The themes identified and discussed in this review have demonstrated that there are real issues at play for LGBTQ+ people in care/nursing homes, and that while actively inclusive policies and practices, including staff training and reporting systems, can go some of the way toward ameliorating these, there are still serious challenges in implementing these in this context. A shift toward more exclusive spaces may be part of the solution, but also has significant disadvantages that will need to be negotiated carefully and with the representation and guidance of different LGBTQ+ groups.

Limitations

Generally, the studies lacked inclusion of transgender participants. This is an issue because transgender people face high levels of discrimination and are often excluded from discussions on LGBTQ+ issues, despite having played a vital role in the current and historic fight for equality (Osorio, Citation2017). Additionally, there was a lack of ethnic diversity, with an over-representation of white participants, which is problematic as people of color face additional issues.

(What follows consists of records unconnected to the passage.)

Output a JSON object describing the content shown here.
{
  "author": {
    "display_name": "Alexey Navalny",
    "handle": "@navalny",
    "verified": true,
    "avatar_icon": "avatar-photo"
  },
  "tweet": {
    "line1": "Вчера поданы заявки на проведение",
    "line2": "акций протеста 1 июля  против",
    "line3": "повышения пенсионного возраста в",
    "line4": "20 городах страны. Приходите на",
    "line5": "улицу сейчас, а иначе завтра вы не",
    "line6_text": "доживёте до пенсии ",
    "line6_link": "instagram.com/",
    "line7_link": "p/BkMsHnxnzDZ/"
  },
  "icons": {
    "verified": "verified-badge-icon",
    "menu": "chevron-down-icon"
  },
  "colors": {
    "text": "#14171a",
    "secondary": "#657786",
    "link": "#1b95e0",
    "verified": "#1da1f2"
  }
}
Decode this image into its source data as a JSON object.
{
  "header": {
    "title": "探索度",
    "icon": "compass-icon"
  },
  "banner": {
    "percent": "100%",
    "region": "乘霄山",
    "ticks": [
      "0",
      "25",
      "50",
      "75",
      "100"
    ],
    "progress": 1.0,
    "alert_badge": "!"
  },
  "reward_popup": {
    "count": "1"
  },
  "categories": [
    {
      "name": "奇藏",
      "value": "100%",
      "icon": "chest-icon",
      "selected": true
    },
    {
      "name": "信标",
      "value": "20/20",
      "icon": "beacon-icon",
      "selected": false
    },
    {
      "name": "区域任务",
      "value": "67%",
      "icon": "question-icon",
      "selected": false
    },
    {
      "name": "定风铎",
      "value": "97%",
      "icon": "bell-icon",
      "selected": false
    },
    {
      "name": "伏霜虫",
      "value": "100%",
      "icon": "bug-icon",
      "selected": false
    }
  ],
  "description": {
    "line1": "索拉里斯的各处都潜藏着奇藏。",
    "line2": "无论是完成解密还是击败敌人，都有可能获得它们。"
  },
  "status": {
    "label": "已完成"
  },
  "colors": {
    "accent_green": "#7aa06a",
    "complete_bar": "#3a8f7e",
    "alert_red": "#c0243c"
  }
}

The method of this study had a few limitations. For example, only two reviewers were involved in the primary screen due to limited resources. Additionally, only three databases were used for the search. To ensure that all possible articles were included, it may have been beneficial to include a fourth database. Finally, no truncated terms or wildcards were used in the database search. It may have been beneficial to include these to maximize the number of results.

Conclusion

This review has contributed to research in this field by identifying the challenges LGBQT+ individuals face when entering care/ nursing homes, such as fears of discrimination and exclusion. Additionally, we identified staff attitudes toward caring for this community. We have included innovative suggestions on how to improve the experience of LGBTQ+ individuals in care homes. These include having a more collaborative approach to commissioning services to ensure that the needs of minorities groups are met. This use of coproduction has had positive outcomes in the mental health sector and should be replicated in residential care. Additionally, it is vital that staff receive further training on LGBTQ+ issues, using resources designed by members of this community.

Author contributions

LS conceived the project, designed the study, undertook the review of the articles, and drafted the manuscript. SJ was involved in the secondary screening process and assisted with drafting and editing of the manuscript.

Statement of ethical approval

All data used are in the public domain, so no ethical approval was required.

Disclosure statement

No potential conflict of interest was reported by the author(s).

Additional information

Funding

The author(s) reported there is no funding associated with the work featured in this article.